Multigrain-aware Semantic Prototype Scanning and Tri-Token Prompt Learning Embraced High-Order RWKV for Pan-Sharpening
Abstract
In this work, we propose a Multigrain-aware Semantic Prototype Scanning paradigm for pan-sharpening, built upon a KV-sharing RWKV architecture for efficient global modeling, coupled with a novel tri-token prompting mechanism derived from semantic clustering to steer the fusion process adhering to the following principles: 1) Multigrain-aware Semantic Prototype Scanning. While the RWKV model offers an efficient linear alternative, its recurrent scanning mechanism often introduces positional bias and lacks semantic guidance. To address this, we introduce a semantic-driven scanning strategy. Local hashing is first employed to generate semantic prototypes via clustering, segmenting the image into coherent regions.
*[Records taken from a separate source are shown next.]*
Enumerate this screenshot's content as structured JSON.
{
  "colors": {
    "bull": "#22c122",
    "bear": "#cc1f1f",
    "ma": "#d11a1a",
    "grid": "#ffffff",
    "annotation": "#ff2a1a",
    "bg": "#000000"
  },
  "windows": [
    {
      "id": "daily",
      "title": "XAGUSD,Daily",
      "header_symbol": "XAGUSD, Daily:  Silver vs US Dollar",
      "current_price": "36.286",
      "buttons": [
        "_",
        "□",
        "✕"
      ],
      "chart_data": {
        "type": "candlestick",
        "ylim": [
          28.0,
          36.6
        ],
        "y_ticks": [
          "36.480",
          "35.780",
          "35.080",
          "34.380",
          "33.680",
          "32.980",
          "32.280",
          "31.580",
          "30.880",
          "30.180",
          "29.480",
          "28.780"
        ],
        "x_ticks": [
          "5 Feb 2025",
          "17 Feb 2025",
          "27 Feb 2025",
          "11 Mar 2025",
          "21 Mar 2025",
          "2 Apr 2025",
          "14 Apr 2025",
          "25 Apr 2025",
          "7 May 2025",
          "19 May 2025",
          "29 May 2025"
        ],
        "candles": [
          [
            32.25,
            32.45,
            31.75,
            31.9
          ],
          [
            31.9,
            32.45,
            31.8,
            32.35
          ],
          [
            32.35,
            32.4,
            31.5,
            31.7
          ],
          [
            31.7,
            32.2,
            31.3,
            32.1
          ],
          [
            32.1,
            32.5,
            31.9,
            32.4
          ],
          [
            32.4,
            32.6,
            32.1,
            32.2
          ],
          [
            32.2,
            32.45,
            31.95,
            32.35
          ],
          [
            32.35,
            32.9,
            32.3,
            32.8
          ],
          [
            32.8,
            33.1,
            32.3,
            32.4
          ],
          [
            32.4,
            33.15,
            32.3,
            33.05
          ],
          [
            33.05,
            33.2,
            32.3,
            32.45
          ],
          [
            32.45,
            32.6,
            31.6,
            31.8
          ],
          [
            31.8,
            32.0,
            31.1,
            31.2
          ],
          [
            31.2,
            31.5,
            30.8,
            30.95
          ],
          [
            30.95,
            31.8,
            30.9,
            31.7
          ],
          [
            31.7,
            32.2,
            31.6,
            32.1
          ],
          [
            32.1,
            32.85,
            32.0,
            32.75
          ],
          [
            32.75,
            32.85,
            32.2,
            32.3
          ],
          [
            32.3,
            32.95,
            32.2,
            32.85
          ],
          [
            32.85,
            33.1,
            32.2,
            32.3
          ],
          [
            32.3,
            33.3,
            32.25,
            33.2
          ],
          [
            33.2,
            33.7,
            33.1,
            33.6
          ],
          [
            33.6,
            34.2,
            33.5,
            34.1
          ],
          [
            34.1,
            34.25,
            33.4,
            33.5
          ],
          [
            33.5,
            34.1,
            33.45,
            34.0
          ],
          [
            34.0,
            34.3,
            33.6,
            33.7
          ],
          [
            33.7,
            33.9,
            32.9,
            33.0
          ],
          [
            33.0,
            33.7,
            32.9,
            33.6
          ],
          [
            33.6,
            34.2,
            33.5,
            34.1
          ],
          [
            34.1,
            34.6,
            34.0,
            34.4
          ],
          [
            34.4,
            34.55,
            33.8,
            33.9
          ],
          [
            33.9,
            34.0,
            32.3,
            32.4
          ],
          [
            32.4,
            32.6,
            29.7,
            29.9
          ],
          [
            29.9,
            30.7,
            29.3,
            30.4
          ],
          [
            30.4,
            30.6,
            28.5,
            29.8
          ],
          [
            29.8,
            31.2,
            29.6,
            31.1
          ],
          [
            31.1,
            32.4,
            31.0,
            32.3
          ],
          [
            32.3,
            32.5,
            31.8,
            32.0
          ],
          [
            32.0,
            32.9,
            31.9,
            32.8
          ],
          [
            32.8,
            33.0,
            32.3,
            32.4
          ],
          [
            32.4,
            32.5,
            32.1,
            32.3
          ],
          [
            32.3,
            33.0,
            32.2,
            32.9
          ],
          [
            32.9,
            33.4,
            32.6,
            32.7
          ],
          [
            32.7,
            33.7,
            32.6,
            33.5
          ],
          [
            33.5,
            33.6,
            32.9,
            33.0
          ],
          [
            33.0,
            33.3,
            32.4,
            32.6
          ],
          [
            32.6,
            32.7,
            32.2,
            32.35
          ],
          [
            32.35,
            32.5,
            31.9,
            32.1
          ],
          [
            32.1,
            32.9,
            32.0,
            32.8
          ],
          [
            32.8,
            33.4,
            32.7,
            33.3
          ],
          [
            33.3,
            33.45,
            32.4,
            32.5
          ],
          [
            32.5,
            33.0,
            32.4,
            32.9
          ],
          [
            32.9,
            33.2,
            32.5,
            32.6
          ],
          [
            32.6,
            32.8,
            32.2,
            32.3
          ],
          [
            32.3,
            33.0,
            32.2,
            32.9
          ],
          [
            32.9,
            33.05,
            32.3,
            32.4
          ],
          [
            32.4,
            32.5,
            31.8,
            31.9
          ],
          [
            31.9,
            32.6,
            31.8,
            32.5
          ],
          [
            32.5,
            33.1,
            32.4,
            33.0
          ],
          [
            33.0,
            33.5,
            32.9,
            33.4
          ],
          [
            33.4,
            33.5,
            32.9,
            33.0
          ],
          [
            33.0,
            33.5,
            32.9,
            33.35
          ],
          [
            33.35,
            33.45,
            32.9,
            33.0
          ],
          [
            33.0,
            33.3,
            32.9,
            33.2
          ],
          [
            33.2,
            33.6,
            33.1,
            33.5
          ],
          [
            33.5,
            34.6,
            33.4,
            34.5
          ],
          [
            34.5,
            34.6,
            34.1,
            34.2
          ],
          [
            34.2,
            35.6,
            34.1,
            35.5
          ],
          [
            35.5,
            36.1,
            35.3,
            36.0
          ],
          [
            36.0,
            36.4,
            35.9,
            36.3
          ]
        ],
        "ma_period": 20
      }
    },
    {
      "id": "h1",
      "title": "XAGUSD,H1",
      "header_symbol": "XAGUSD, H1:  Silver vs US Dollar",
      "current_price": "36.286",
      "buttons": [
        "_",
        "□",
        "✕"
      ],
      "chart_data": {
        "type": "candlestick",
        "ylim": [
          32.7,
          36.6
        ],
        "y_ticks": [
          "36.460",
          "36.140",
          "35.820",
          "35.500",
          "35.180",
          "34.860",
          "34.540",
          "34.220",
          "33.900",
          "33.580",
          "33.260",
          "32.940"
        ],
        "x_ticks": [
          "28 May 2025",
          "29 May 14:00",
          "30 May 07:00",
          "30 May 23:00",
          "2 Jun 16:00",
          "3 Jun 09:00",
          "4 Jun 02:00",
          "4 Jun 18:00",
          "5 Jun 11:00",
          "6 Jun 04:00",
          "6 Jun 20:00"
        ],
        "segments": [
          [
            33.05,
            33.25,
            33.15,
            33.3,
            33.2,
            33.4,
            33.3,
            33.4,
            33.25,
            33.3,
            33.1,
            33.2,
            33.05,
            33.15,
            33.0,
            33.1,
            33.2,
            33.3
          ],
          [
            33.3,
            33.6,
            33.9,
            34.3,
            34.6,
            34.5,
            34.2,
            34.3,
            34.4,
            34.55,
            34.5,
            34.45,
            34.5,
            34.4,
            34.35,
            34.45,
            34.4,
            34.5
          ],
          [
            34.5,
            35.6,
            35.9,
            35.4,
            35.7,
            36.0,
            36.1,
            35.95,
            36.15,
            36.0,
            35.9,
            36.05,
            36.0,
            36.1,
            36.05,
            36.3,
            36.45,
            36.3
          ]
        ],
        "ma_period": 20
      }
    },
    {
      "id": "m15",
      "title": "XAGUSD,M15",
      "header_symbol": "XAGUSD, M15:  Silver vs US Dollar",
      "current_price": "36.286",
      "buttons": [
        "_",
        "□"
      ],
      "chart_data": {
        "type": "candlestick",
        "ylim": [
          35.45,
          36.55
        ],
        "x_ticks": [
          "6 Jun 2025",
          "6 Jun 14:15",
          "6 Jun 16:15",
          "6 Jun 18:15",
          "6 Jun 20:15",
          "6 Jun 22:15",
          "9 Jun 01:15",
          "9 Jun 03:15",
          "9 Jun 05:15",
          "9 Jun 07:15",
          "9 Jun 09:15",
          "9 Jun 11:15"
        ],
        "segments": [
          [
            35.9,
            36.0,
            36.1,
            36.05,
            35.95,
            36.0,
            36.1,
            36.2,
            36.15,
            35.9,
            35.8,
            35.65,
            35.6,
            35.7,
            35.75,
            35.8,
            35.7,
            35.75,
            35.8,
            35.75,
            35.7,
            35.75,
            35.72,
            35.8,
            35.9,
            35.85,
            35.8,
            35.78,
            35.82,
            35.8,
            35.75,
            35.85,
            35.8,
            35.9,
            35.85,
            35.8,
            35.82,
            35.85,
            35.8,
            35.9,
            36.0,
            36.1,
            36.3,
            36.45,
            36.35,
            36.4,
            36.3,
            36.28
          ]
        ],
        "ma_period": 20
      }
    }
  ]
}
Our scanning mechanism is then explicitly aware of multi-grain semantic structures, allowing the model to focus on contextually relevant regions during fusion, thereby enhancing spectral integrity and spatial coherence beyond sequence-agnostic approaches. 2) Tri-token Prompt Learning. The core of our framework is a tri-token prompting mechanism: (i) a globally-sourced token to encapsulate the holistic image context, (ii) cluster-derived prototype tokens to represent distinct semantic regions, and (iii) learnable token register that acts as a dynamic buffer to explicitly identify and eliminate feature noisy artifacts that commonly arise from standard global modeling. The global and prototype tokens are broadcast as semantic prompts to guide RWKV's processing, while the register continuously refines the intermediate features. 3) Invertible Q-Shift. To counteract spatial detail, we tailor two key designs: apply a center difference convolution on value pathway within the RWKV block, actively injecting high-frequency information to preserve fine textures and moving beyond parameter-heavy receptive field expansion via invertible neural network empowered multi-scale Q-shift operation. This module performs efficient, lossless feature transformation and shifting across split channels, significantly enriching feature representation. Experimental results demonstrate superiority of our method.